Livia looked at the bag, then back to Randy. “Not answering my phone.”

*

That night Livia Cutty woke in her childhood bedroom under the same ceiling fan that kept her cool during the hot summers of her youth. After her trip to the gym, she decided to get out of Raleigh. With Casey Delevan’s picture in her purse she headed to her parents’ house in Emerson Bay. Her original plan was to ask them about Nicole in the months before she disappeared. To ask if her parents knew anything about the guy Nicole was dating. Livia had planned to show them Casey Delevan’s picture and tell them his body had been pulled from the bay and slapped on her autopsy table. That he was likely dead for more than a year, and if the timing added up he had been killed about the same time Nicole went missing. Livia’s original plan had been to confess her suspicions that the man in the picture was somehow connected to Nicole’s disappearance. She needed her parents’ help to figure out what Nicole was up to in the months before her death because, alone, Livia knew little about Nicole from that summer. The sad truth was that her sister had fallen into the shadowed corners of Livia’s life in the years before she was taken. Nicole’s rebellious attitude had driven Livia away. She blamed her absence from Nicole’s life on her residency and the looming decision to pursue a fellowship or move straight into the workforce. She claimed to have no time for her sister, even when Nicole had asked that summer to stay with Livia for a week.

“I just need to get out of Emerson Bay for a while,” Nicole said.

“And come here? Nic, there’s nothing to do here,” Livia said.

“I don’t care. I’m okay doing nothing. As long as I’m not here.”

“I spend twelve hours a day at the hospital.”

“I don’t care. We can hang out when you get home at night.”

“Nicole, I get home at eleven o’clock. Sometimes later. Then I get up early and start it all over again. It’s what you do in residency. I’m not going to be able to entertain you, or take you out.”

“I don’t care, Liv. I just want to get away from everyone here.”

“I know high school is hard, but you’re done with that now. You’ll be off to school in the fall and you’ll make new friends. Trust me. Coming here will depress you.”

Silence.

“Nic?”

“What?”

“It’s your last summer before college. Enjoy it, okay? Just give up on all the drama. It’s pointless.”

“So I can’t come see you?”

“In three weeks I’ll be home for a long weekend. We’ll talk then.”

Nicole went missing from the beach party a week later. Livia had tucked that conversation into the dark recesses of her mind and covered it with a heavy dustcloth. It was a protective measure: compartmentalizing the times she had failed her sister.
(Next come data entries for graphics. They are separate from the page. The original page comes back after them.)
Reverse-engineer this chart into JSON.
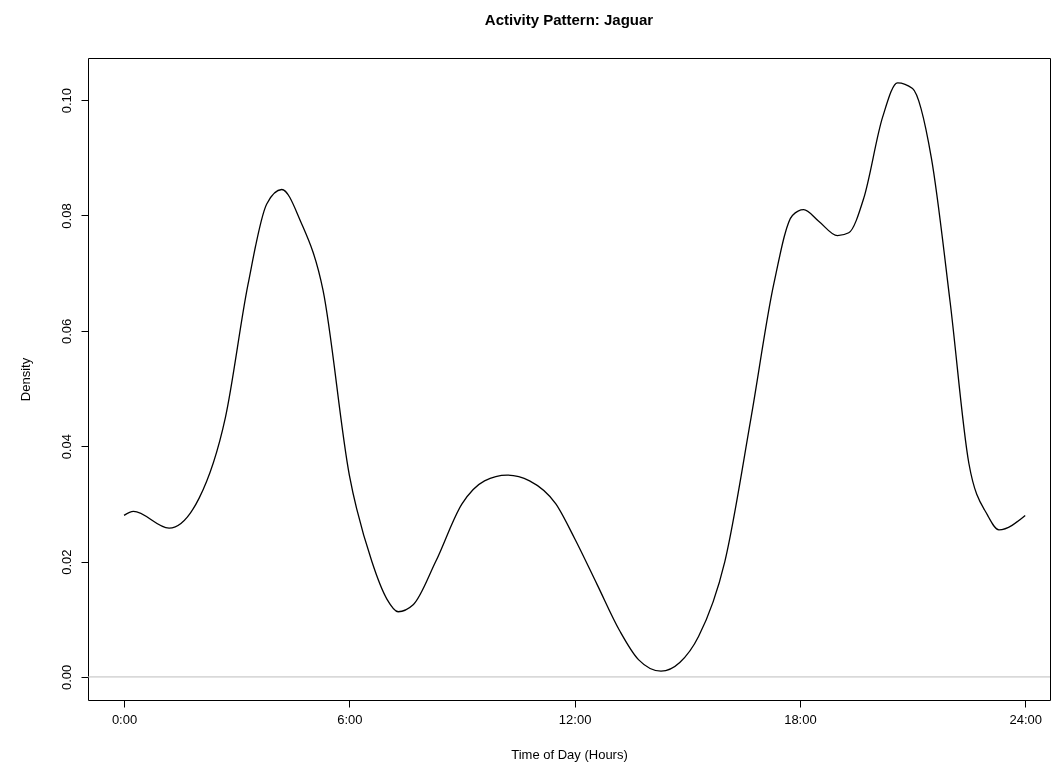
{
  "chart_data": {
    "type": "line",
    "title": "Activity Pattern: Jaguar",
    "xlabel": "Time of Day (Hours)",
    "ylabel": "Density",
    "x": [
      0,
      0.25,
      1.2,
      2,
      2.7,
      3.3,
      3.8,
      4.2,
      4.7,
      5.3,
      6,
      6.6,
      7,
      7.3,
      7.7,
      8.3,
      9,
      9.6,
      10.2,
      10.8,
      11.5,
      12,
      12.6,
      13.2,
      13.7,
      14.3,
      14.8,
      15.3,
      16,
      16.7,
      17.3,
      17.8,
      18.1,
      18.5,
      19,
      19.3,
      19.7,
      20.2,
      20.6,
      21,
      21.5,
      22,
      22.5,
      23,
      23.3,
      24
    ],
    "series": [
      {
        "color": "#000000",
        "values": [
          0.028,
          0.0287,
          0.0258,
          0.031,
          0.045,
          0.068,
          0.082,
          0.0845,
          0.079,
          0.067,
          0.035,
          0.02,
          0.0135,
          0.0113,
          0.0125,
          0.02,
          0.03,
          0.034,
          0.035,
          0.034,
          0.03,
          0.024,
          0.016,
          0.008,
          0.003,
          0.001,
          0.0025,
          0.007,
          0.02,
          0.045,
          0.068,
          0.08,
          0.081,
          0.079,
          0.0765,
          0.077,
          0.083,
          0.097,
          0.103,
          0.102,
          0.09,
          0.065,
          0.037,
          0.028,
          0.0255,
          0.028
        ]
      }
    ],
    "xlim": [
      -0.96,
      24.66
    ],
    "ylim": [
      -0.004,
      0.1073
    ],
    "xticks": [
      {
        "value": 0,
        "label": "0:00"
      },
      {
        "value": 6,
        "label": "6:00"
      },
      {
        "value": 12,
        "label": "12:00"
      },
      {
        "value": 18,
        "label": "18:00"
      },
      {
        "value": 24,
        "label": "24:00"
      }
    ],
    "yticks": [
      {
        "value": 0,
        "label": "0.00"
      },
      {
        "value": 0.02,
        "label": "0.02"
      },
      {
        "value": 0.04,
        "label": "0.04"
      },
      {
        "value": 0.06,
        "label": "0.06"
      },
      {
        "value": 0.08,
        "label": "0.08"
      },
      {
        "value": 0.1,
        "label": "0.10"
      }
    ],
    "ref_lines": [
      {
        "axis": "y",
        "value": 0,
        "color": "#bebebe"
      }
    ]
  }
}
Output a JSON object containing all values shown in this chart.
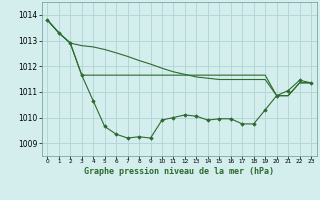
{
  "title": "Graphe pression niveau de la mer (hPa)",
  "background_color": "#d4eeee",
  "grid_color": "#aed4d4",
  "line_color": "#2d6a2d",
  "ylim": [
    1008.5,
    1014.5
  ],
  "xlim": [
    -0.5,
    23.5
  ],
  "yticks": [
    1009,
    1010,
    1011,
    1012,
    1013,
    1014
  ],
  "xticks": [
    0,
    1,
    2,
    3,
    4,
    5,
    6,
    7,
    8,
    9,
    10,
    11,
    12,
    13,
    14,
    15,
    16,
    17,
    18,
    19,
    20,
    21,
    22,
    23
  ],
  "series0": [
    1013.8,
    1013.3,
    1012.9,
    1011.65,
    1010.65,
    1009.65,
    1009.35,
    1009.2,
    1009.25,
    1009.2,
    1009.9,
    1010.0,
    1010.1,
    1010.05,
    1009.9,
    1009.95,
    1009.95,
    1009.75,
    1009.75,
    1010.3,
    1010.85,
    1011.05,
    1011.45,
    1011.35
  ],
  "series1": [
    1013.8,
    1013.3,
    1012.9,
    1011.65,
    1011.65,
    1011.65,
    1011.65,
    1011.65,
    1011.65,
    1011.65,
    1011.65,
    1011.65,
    1011.65,
    1011.65,
    1011.65,
    1011.65,
    1011.65,
    1011.65,
    1011.65,
    1011.65,
    1010.85,
    1010.85,
    1011.35,
    1011.35
  ],
  "series2": [
    1013.8,
    1013.3,
    1012.9,
    1012.8,
    1012.75,
    1012.65,
    1012.52,
    1012.38,
    1012.22,
    1012.08,
    1011.92,
    1011.78,
    1011.68,
    1011.58,
    1011.53,
    1011.48,
    1011.48,
    1011.48,
    1011.48,
    1011.48,
    1010.85,
    1010.85,
    1011.35,
    1011.35
  ]
}
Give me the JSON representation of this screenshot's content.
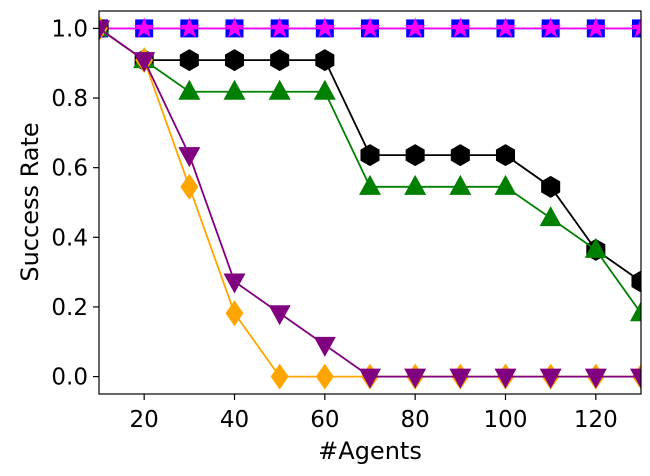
{
  "chart_data": {
    "type": "line",
    "title": "",
    "xlabel": "#Agents",
    "ylabel": "Success Rate",
    "xlim": [
      10,
      130
    ],
    "ylim": [
      -0.05,
      1.05
    ],
    "xticks": [
      20,
      40,
      60,
      80,
      100,
      120
    ],
    "yticks": [
      0.0,
      0.2,
      0.4,
      0.6,
      0.8,
      1.0
    ],
    "ytick_labels": [
      "0.0",
      "0.2",
      "0.4",
      "0.6",
      "0.8",
      "1.0"
    ],
    "grid": false,
    "legend": "none",
    "x": [
      10,
      20,
      30,
      40,
      50,
      60,
      70,
      80,
      90,
      100,
      110,
      120,
      130
    ],
    "series": [
      {
        "color": "#0000ff",
        "marker": "square",
        "values": [
          1.0,
          1.0,
          1.0,
          1.0,
          1.0,
          1.0,
          1.0,
          1.0,
          1.0,
          1.0,
          1.0,
          1.0,
          1.0
        ]
      },
      {
        "color": "#ff00ff",
        "marker": "star",
        "values": [
          1.0,
          1.0,
          1.0,
          1.0,
          1.0,
          1.0,
          1.0,
          1.0,
          1.0,
          1.0,
          1.0,
          1.0,
          1.0
        ]
      },
      {
        "color": "#000000",
        "marker": "hexagon",
        "values": [
          1.0,
          0.909,
          0.909,
          0.909,
          0.909,
          0.909,
          0.636,
          0.636,
          0.636,
          0.636,
          0.545,
          0.364,
          0.273
        ]
      },
      {
        "color": "#008000",
        "marker": "triangle-up",
        "values": [
          1.0,
          0.909,
          0.818,
          0.818,
          0.818,
          0.818,
          0.545,
          0.545,
          0.545,
          0.545,
          0.455,
          0.364,
          0.182
        ]
      },
      {
        "color": "#ffa500",
        "marker": "diamond",
        "values": [
          1.0,
          0.909,
          0.545,
          0.182,
          0.0,
          0.0,
          0.0,
          0.0,
          0.0,
          0.0,
          0.0,
          0.0,
          0.0
        ]
      },
      {
        "color": "#800080",
        "marker": "triangle-down",
        "values": [
          1.0,
          0.909,
          0.636,
          0.273,
          0.182,
          0.091,
          0.0,
          0.0,
          0.0,
          0.0,
          0.0,
          0.0,
          0.0
        ]
      }
    ]
  }
}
When Livia arrived home Friday night, her parents were thrilled to see her. They were anxious to hear about her first months of fellowship. Livia handled a battery of questions and apologized for how busy she had been, and for being out of touch lately. What she couldn’t tell them was that her forensics fellowship offered very manageable hours and was, in fact, one of the best lifestyle choices in medicine. The truth was that she had never been so busy that she couldn’t return home. But the excuse of a hectic schedule was an easy lie, and her parents never questioned her long absence. Either they were oblivious to the fact that Livia had trouble walking through the door of her childhood home because it reminded her so much of her younger sister, or they knew damn well the trouble she was having and gave her a pass. In this first year since losing Nicole, they all suffered from the same feelings of inadequacy and failure—stuck between needing to do something every minute of the day to prove they hadn’t given up, and allowing themselves to let go so they could move on.